Even prominent mainstream Jewish leaders in the U.S. are starting to publicly criticize Israel’s government.

On Aug. 13, Ronald Lauder — president of the World Jewish Congress — wrote an op-ed article in The New York Times listing a litany of complaints and government U-turns, including the controversial nation-state law which many believe demotes non-Jewish minorities to second-class citizens.

“These events are creating the impression that the democratic and egalitarian dimensions of the Jewish democratic state are being tested,” he wrote.

Another Jewish figure who was recently detained and questioned was Simone Zimmerman, a co-founder of IfNotNow who was stopped on the Egypt-Israel border in early August.

“They asked me if I knew Palestinians repeatedly,” she said. “In their eyes, knowing Palestinians, caring about Palestinians, having anything to do with Palestinians is a threat.”

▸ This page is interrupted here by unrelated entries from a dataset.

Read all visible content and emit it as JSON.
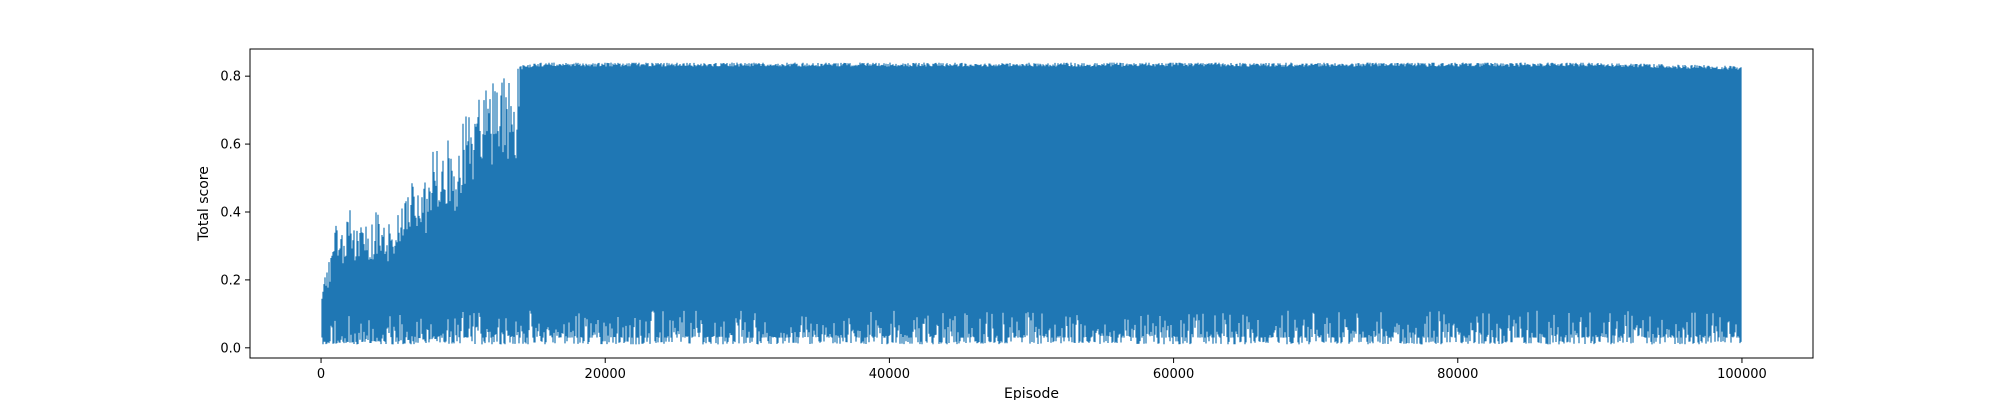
{
  "chart_data": {
    "type": "line",
    "title": "",
    "xlabel": "Episode",
    "ylabel": "Total score",
    "xlim": [
      -5000,
      105000
    ],
    "ylim": [
      -0.03,
      0.88
    ],
    "xticks": [
      0,
      20000,
      40000,
      60000,
      80000,
      100000
    ],
    "xtick_labels": [
      "0",
      "20000",
      "40000",
      "60000",
      "80000",
      "100000"
    ],
    "yticks": [
      0.0,
      0.2,
      0.4,
      0.6,
      0.8
    ],
    "ytick_labels": [
      "0.0",
      "0.2",
      "0.4",
      "0.6",
      "0.8"
    ],
    "grid": false,
    "legend": "none",
    "series": [
      {
        "color": "#1f77b4",
        "x_range": [
          0,
          100000
        ],
        "upper_envelope": {
          "x": [
            0,
            200,
            500,
            1000,
            1500,
            2000,
            2500,
            3000,
            3500,
            4000,
            4500,
            5000,
            5500,
            6000,
            6500,
            7000,
            7500,
            8000,
            8500,
            9000,
            9500,
            10000,
            10500,
            11000,
            11500,
            12000,
            12500,
            13000,
            13500,
            14000,
            15000,
            16000,
            20000,
            30000,
            40000,
            50000,
            60000,
            70000,
            80000,
            90000,
            100000
          ],
          "y": [
            0.11,
            0.26,
            0.25,
            0.4,
            0.33,
            0.46,
            0.36,
            0.37,
            0.38,
            0.41,
            0.35,
            0.42,
            0.39,
            0.45,
            0.51,
            0.45,
            0.51,
            0.6,
            0.58,
            0.62,
            0.6,
            0.7,
            0.69,
            0.73,
            0.76,
            0.78,
            0.79,
            0.82,
            0.82,
            0.83,
            0.84,
            0.84,
            0.84,
            0.84,
            0.84,
            0.84,
            0.84,
            0.84,
            0.84,
            0.84,
            0.83
          ]
        },
        "lower_envelope": {
          "x": [
            0,
            5000,
            10000,
            15000,
            20000,
            30000,
            40000,
            50000,
            60000,
            70000,
            80000,
            90000,
            100000
          ],
          "y": [
            0.01,
            0.01,
            0.01,
            0.01,
            0.01,
            0.01,
            0.01,
            0.01,
            0.01,
            0.01,
            0.01,
            0.01,
            0.01
          ]
        },
        "typical_min": {
          "x": [
            0,
            5000,
            10000,
            15000,
            20000,
            40000,
            60000,
            80000,
            100000
          ],
          "y": [
            0.01,
            0.02,
            0.03,
            0.03,
            0.03,
            0.03,
            0.03,
            0.03,
            0.03
          ]
        }
      }
    ]
  }
}
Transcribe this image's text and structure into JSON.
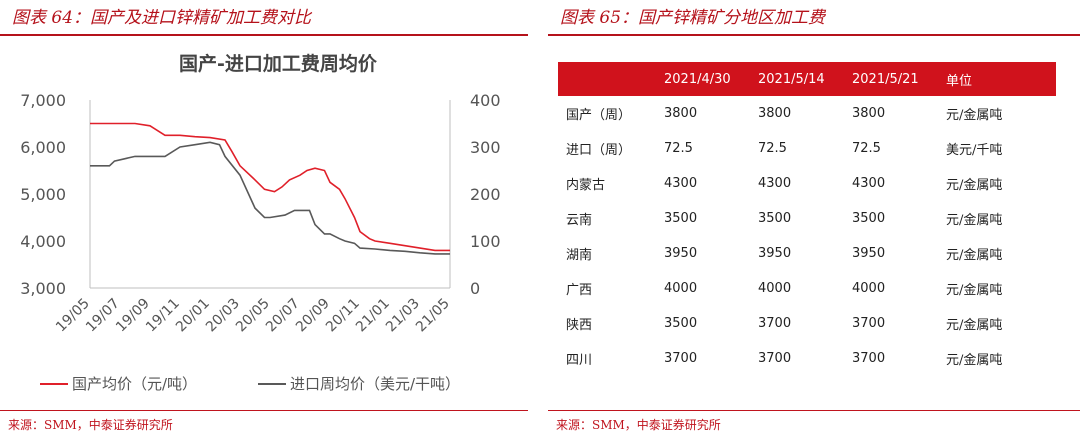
{
  "left": {
    "figure_title": "图表 64：国产及进口锌精矿加工费对比",
    "source": "来源：SMM，中泰证券研究所"
  },
  "right": {
    "figure_title": "图表 65：国产锌精矿分地区加工费",
    "source": "来源：SMM，中泰证券研究所"
  },
  "chart_data": [
    {
      "type": "line",
      "title": "国产-进口加工费周均价",
      "x_ticks": [
        "19/05",
        "19/07",
        "19/09",
        "19/11",
        "20/01",
        "20/03",
        "20/05",
        "20/07",
        "20/09",
        "20/11",
        "21/01",
        "21/03",
        "21/05"
      ],
      "x_range": [
        "2019-05",
        "2021-05"
      ],
      "y_left": {
        "ticks": [
          "7,000",
          "6,000",
          "5,000",
          "4,000",
          "3,000"
        ],
        "range": [
          3000,
          7000
        ]
      },
      "y_right": {
        "ticks": [
          "400",
          "300",
          "200",
          "100",
          "0"
        ],
        "range": [
          0,
          400
        ]
      },
      "grid": false,
      "legend_position": "bottom",
      "series": [
        {
          "name": "国产均价（元/吨）",
          "axis": "left",
          "color": "#e0202a",
          "points": [
            [
              "2019-05",
              6500
            ],
            [
              "2019-08",
              6500
            ],
            [
              "2019-09",
              6450
            ],
            [
              "2019-10",
              6250
            ],
            [
              "2019-11",
              6250
            ],
            [
              "2019-12",
              6220
            ],
            [
              "2020-01",
              6200
            ],
            [
              "2020-02",
              6150
            ],
            [
              "2020-02-15",
              5900
            ],
            [
              "2020-03",
              5600
            ],
            [
              "2020-04",
              5300
            ],
            [
              "2020-04-20",
              5100
            ],
            [
              "2020-05-10",
              5050
            ],
            [
              "2020-05-25",
              5150
            ],
            [
              "2020-06-10",
              5300
            ],
            [
              "2020-07",
              5400
            ],
            [
              "2020-07-15",
              5500
            ],
            [
              "2020-08",
              5550
            ],
            [
              "2020-08-20",
              5500
            ],
            [
              "2020-09",
              5250
            ],
            [
              "2020-09-20",
              5100
            ],
            [
              "2020-10",
              4900
            ],
            [
              "2020-10-20",
              4500
            ],
            [
              "2020-11",
              4200
            ],
            [
              "2020-11-20",
              4050
            ],
            [
              "2020-12",
              4000
            ],
            [
              "2021-01",
              3950
            ],
            [
              "2021-02",
              3900
            ],
            [
              "2021-03",
              3850
            ],
            [
              "2021-04",
              3800
            ],
            [
              "2021-05",
              3800
            ]
          ]
        },
        {
          "name": "进口周均价（美元/干吨）",
          "axis": "right",
          "color": "#595959",
          "points": [
            [
              "2019-05",
              260
            ],
            [
              "2019-06-10",
              260
            ],
            [
              "2019-06-20",
              270
            ],
            [
              "2019-07-10",
              275
            ],
            [
              "2019-08",
              280
            ],
            [
              "2019-10",
              280
            ],
            [
              "2019-11",
              300
            ],
            [
              "2019-12",
              305
            ],
            [
              "2020-01",
              310
            ],
            [
              "2020-01-20",
              305
            ],
            [
              "2020-02",
              280
            ],
            [
              "2020-03",
              240
            ],
            [
              "2020-04",
              170
            ],
            [
              "2020-04-20",
              150
            ],
            [
              "2020-05",
              150
            ],
            [
              "2020-06",
              155
            ],
            [
              "2020-06-20",
              165
            ],
            [
              "2020-07-20",
              165
            ],
            [
              "2020-08",
              135
            ],
            [
              "2020-08-20",
              115
            ],
            [
              "2020-09",
              115
            ],
            [
              "2020-09-20",
              105
            ],
            [
              "2020-10",
              100
            ],
            [
              "2020-10-20",
              95
            ],
            [
              "2020-11",
              85
            ],
            [
              "2020-12",
              83
            ],
            [
              "2021-01",
              80
            ],
            [
              "2021-02",
              78
            ],
            [
              "2021-03",
              75
            ],
            [
              "2021-04",
              72.5
            ],
            [
              "2021-05",
              72.5
            ]
          ]
        }
      ]
    },
    {
      "type": "table",
      "columns": [
        "",
        "2021/4/30",
        "2021/5/14",
        "2021/5/21",
        "单位"
      ],
      "rows": [
        [
          "国产（周）",
          "3800",
          "3800",
          "3800",
          "元/金属吨"
        ],
        [
          "进口（周）",
          "72.5",
          "72.5",
          "72.5",
          "美元/千吨"
        ],
        [
          "内蒙古",
          "4300",
          "4300",
          "4300",
          "元/金属吨"
        ],
        [
          "云南",
          "3500",
          "3500",
          "3500",
          "元/金属吨"
        ],
        [
          "湖南",
          "3950",
          "3950",
          "3950",
          "元/金属吨"
        ],
        [
          "广西",
          "4000",
          "4000",
          "4000",
          "元/金属吨"
        ],
        [
          "陕西",
          "3500",
          "3700",
          "3700",
          "元/金属吨"
        ],
        [
          "四川",
          "3700",
          "3700",
          "3700",
          "元/金属吨"
        ]
      ]
    }
  ]
}
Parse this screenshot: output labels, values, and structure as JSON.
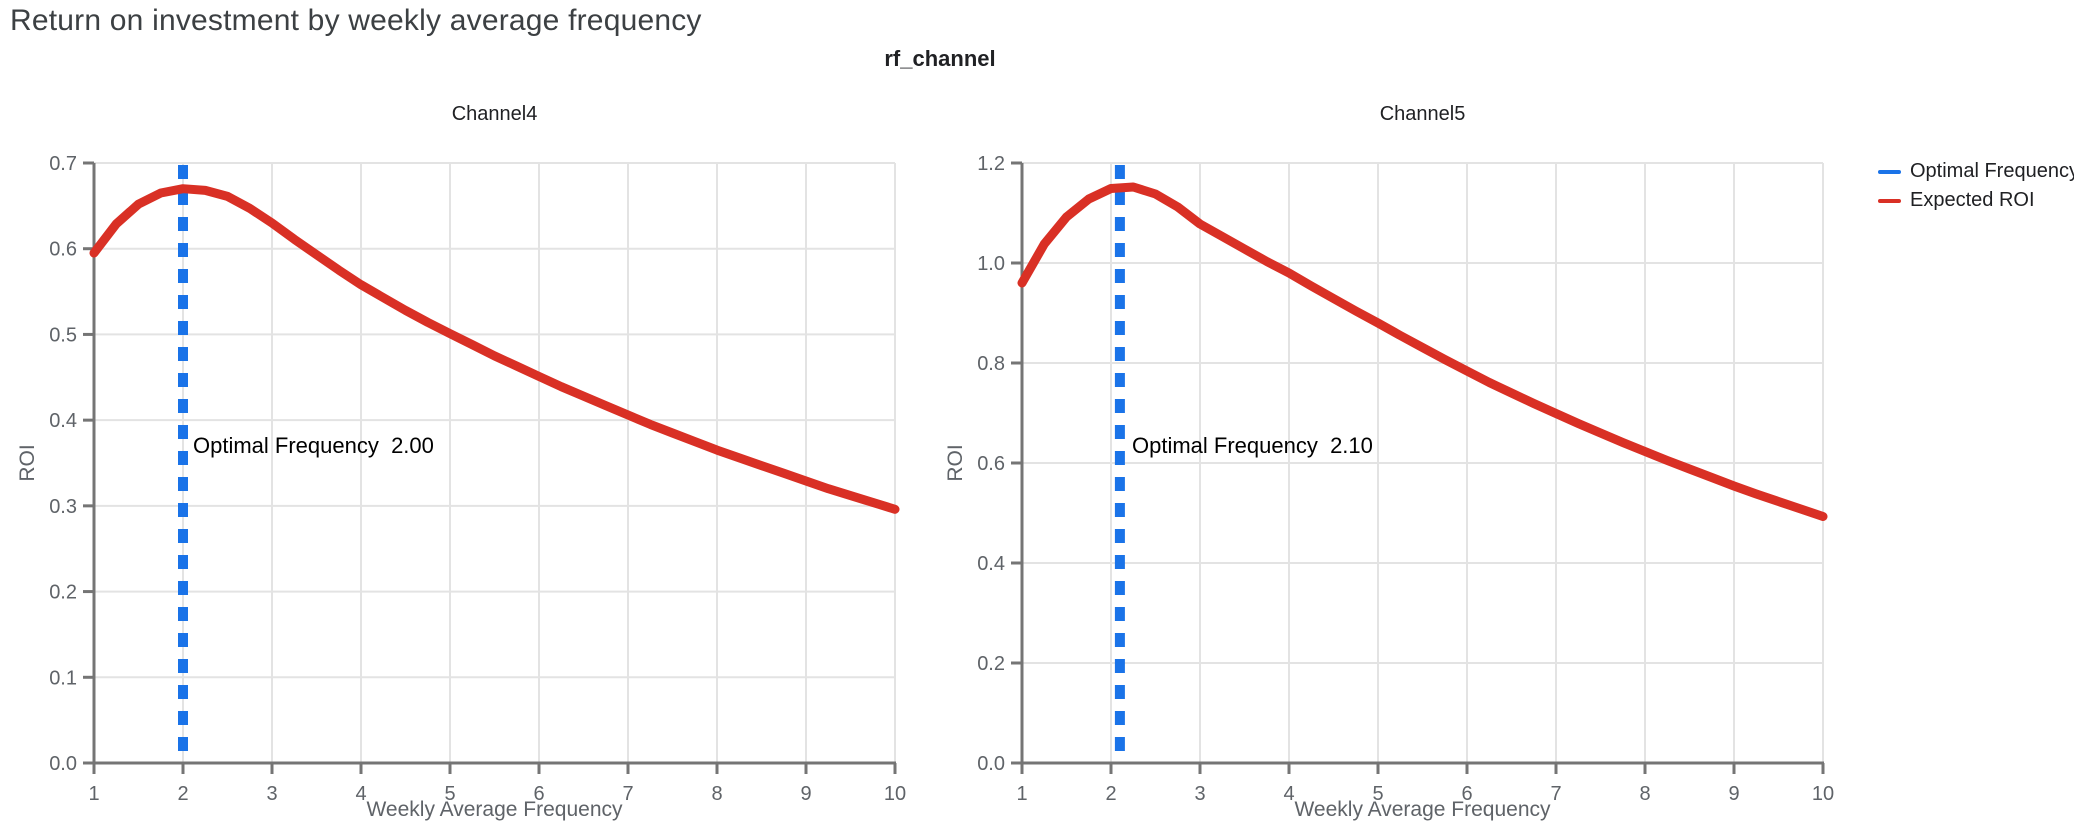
{
  "page": {
    "title": "Return on investment by weekly average frequency"
  },
  "figure": {
    "suptitle": "rf_channel",
    "legend_position": "right",
    "legend": [
      {
        "label": "Optimal Frequency",
        "color": "#1a73e8",
        "style": "dashed-line"
      },
      {
        "label": "Expected ROI",
        "color": "#d93025",
        "style": "solid-line"
      }
    ]
  },
  "colors": {
    "expected_roi_line": "#d93025",
    "optimal_frequency_line": "#1a73e8",
    "grid": "#e3e3e3",
    "axis": "#757575",
    "tick_label": "#5f6368",
    "title_text": "#3c4043"
  },
  "chart_data": [
    {
      "type": "line",
      "title": "Channel4",
      "xlabel": "Weekly Average Frequency",
      "ylabel": "ROI",
      "xlim": [
        1,
        10
      ],
      "ylim": [
        0,
        0.7
      ],
      "grid": true,
      "xticks": [
        1,
        2,
        3,
        4,
        5,
        6,
        7,
        8,
        9,
        10
      ],
      "xtick_labels": [
        "1",
        "2",
        "3",
        "4",
        "5",
        "6",
        "7",
        "8",
        "9",
        "10"
      ],
      "yticks": [
        0.0,
        0.1,
        0.2,
        0.3,
        0.4,
        0.5,
        0.6,
        0.7
      ],
      "ytick_labels": [
        "0.0",
        "0.1",
        "0.2",
        "0.3",
        "0.4",
        "0.5",
        "0.6",
        "0.7"
      ],
      "optimal_frequency": 2.0,
      "annotation": "Optimal Frequency  2.00",
      "vline": {
        "name": "Optimal Frequency",
        "x": 2.0,
        "color": "#1a73e8"
      },
      "x": [
        1,
        1.25,
        1.5,
        1.75,
        2,
        2.25,
        2.5,
        2.75,
        3,
        3.25,
        3.5,
        3.75,
        4,
        4.25,
        4.5,
        4.75,
        5,
        5.25,
        5.5,
        5.75,
        6,
        6.25,
        6.5,
        6.75,
        7,
        7.25,
        7.5,
        7.75,
        8,
        8.25,
        8.5,
        8.75,
        9,
        9.25,
        9.5,
        9.75,
        10
      ],
      "series": [
        {
          "name": "Expected ROI",
          "color": "#d93025",
          "y": [
            0.595,
            0.629,
            0.652,
            0.665,
            0.67,
            0.668,
            0.661,
            0.647,
            0.63,
            0.611,
            0.593,
            0.575,
            0.558,
            0.543,
            0.528,
            0.514,
            0.501,
            0.488,
            0.475,
            0.463,
            0.451,
            0.439,
            0.428,
            0.417,
            0.406,
            0.395,
            0.385,
            0.375,
            0.365,
            0.356,
            0.347,
            0.338,
            0.329,
            0.32,
            0.312,
            0.304,
            0.296
          ]
        }
      ]
    },
    {
      "type": "line",
      "title": "Channel5",
      "xlabel": "Weekly Average Frequency",
      "ylabel": "ROI",
      "xlim": [
        1,
        10
      ],
      "ylim": [
        0,
        1.2
      ],
      "grid": true,
      "xticks": [
        1,
        2,
        3,
        4,
        5,
        6,
        7,
        8,
        9,
        10
      ],
      "xtick_labels": [
        "1",
        "2",
        "3",
        "4",
        "5",
        "6",
        "7",
        "8",
        "9",
        "10"
      ],
      "yticks": [
        0.0,
        0.2,
        0.4,
        0.6,
        0.8,
        1.0,
        1.2
      ],
      "ytick_labels": [
        "0.0",
        "0.2",
        "0.4",
        "0.6",
        "0.8",
        "1.0",
        "1.2"
      ],
      "optimal_frequency": 2.1,
      "annotation": "Optimal Frequency  2.10",
      "vline": {
        "name": "Optimal Frequency",
        "x": 2.1,
        "color": "#1a73e8"
      },
      "x": [
        1,
        1.25,
        1.5,
        1.75,
        2,
        2.25,
        2.5,
        2.75,
        3,
        3.25,
        3.5,
        3.75,
        4,
        4.25,
        4.5,
        4.75,
        5,
        5.25,
        5.5,
        5.75,
        6,
        6.25,
        6.5,
        6.75,
        7,
        7.25,
        7.5,
        7.75,
        8,
        8.25,
        8.5,
        8.75,
        9,
        9.25,
        9.5,
        9.75,
        10
      ],
      "series": [
        {
          "name": "Expected ROI",
          "color": "#d93025",
          "y": [
            0.96,
            1.038,
            1.092,
            1.128,
            1.149,
            1.152,
            1.138,
            1.112,
            1.078,
            1.053,
            1.028,
            1.003,
            0.98,
            0.954,
            0.929,
            0.904,
            0.88,
            0.855,
            0.831,
            0.807,
            0.784,
            0.761,
            0.74,
            0.719,
            0.699,
            0.679,
            0.66,
            0.641,
            0.623,
            0.605,
            0.588,
            0.571,
            0.554,
            0.538,
            0.523,
            0.508,
            0.493
          ]
        }
      ]
    }
  ]
}
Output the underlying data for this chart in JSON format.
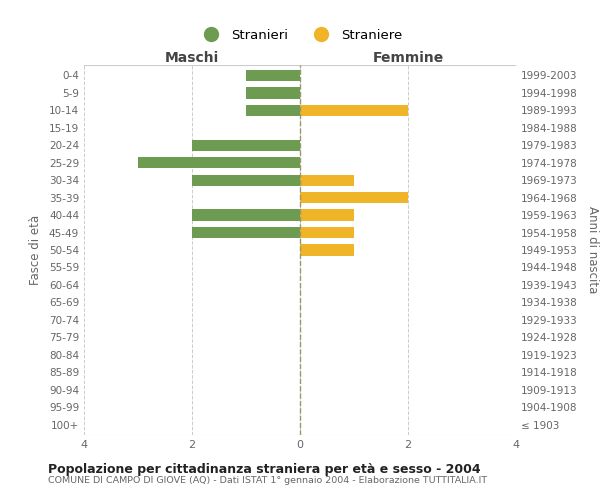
{
  "age_groups": [
    "100+",
    "95-99",
    "90-94",
    "85-89",
    "80-84",
    "75-79",
    "70-74",
    "65-69",
    "60-64",
    "55-59",
    "50-54",
    "45-49",
    "40-44",
    "35-39",
    "30-34",
    "25-29",
    "20-24",
    "15-19",
    "10-14",
    "5-9",
    "0-4"
  ],
  "birth_years": [
    "≤ 1903",
    "1904-1908",
    "1909-1913",
    "1914-1918",
    "1919-1923",
    "1924-1928",
    "1929-1933",
    "1934-1938",
    "1939-1943",
    "1944-1948",
    "1949-1953",
    "1954-1958",
    "1959-1963",
    "1964-1968",
    "1969-1973",
    "1974-1978",
    "1979-1983",
    "1984-1988",
    "1989-1993",
    "1994-1998",
    "1999-2003"
  ],
  "maschi": [
    0,
    0,
    0,
    0,
    0,
    0,
    0,
    0,
    0,
    0,
    0,
    2,
    2,
    0,
    2,
    3,
    2,
    0,
    1,
    1,
    1
  ],
  "femmine": [
    0,
    0,
    0,
    0,
    0,
    0,
    0,
    0,
    0,
    0,
    1,
    1,
    1,
    2,
    1,
    0,
    0,
    0,
    2,
    0,
    0
  ],
  "color_maschi": "#6d9b52",
  "color_femmine": "#f0b429",
  "title": "Popolazione per cittadinanza straniera per età e sesso - 2004",
  "subtitle": "COMUNE DI CAMPO DI GIOVE (AQ) - Dati ISTAT 1° gennaio 2004 - Elaborazione TUTTITALIA.IT",
  "xlabel_left": "Maschi",
  "xlabel_right": "Femmine",
  "ylabel_left": "Fasce di età",
  "ylabel_right": "Anni di nascita",
  "legend_maschi": "Stranieri",
  "legend_femmine": "Straniere",
  "xlim": 4,
  "background_color": "#ffffff",
  "grid_color": "#cccccc"
}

The incident, which lasted several hours and was a “warning,” should be put into context, she said because non-Jewish travelers regularly endure far worse treatment.

Zimmerman was briefly in charge of Jewish outreach for Bernie Sanders' presidential campaign until an old Facebook post where she referred to Netanyahu using expletives surfaced and she was fired.

While Zimmerman and others are proud of what IfNotNow has accomplished in opening up the discussion and embarrassing major organizations such as Birthright, she acknowledges there is much still to do and “most of my community is still in denial.”

Yael Patir, the Israel director of Washington-based liberal Jewish think tank J Street, which supports a two-state solution, says that 10 years ago it wasn’t clear how little space young Jewish Americans had to become involved.

“I don’t think it was understood the extent to which young American students didn’t have a place,” she said. “There is a sense that you cheated us or lied to us or hid the truth.”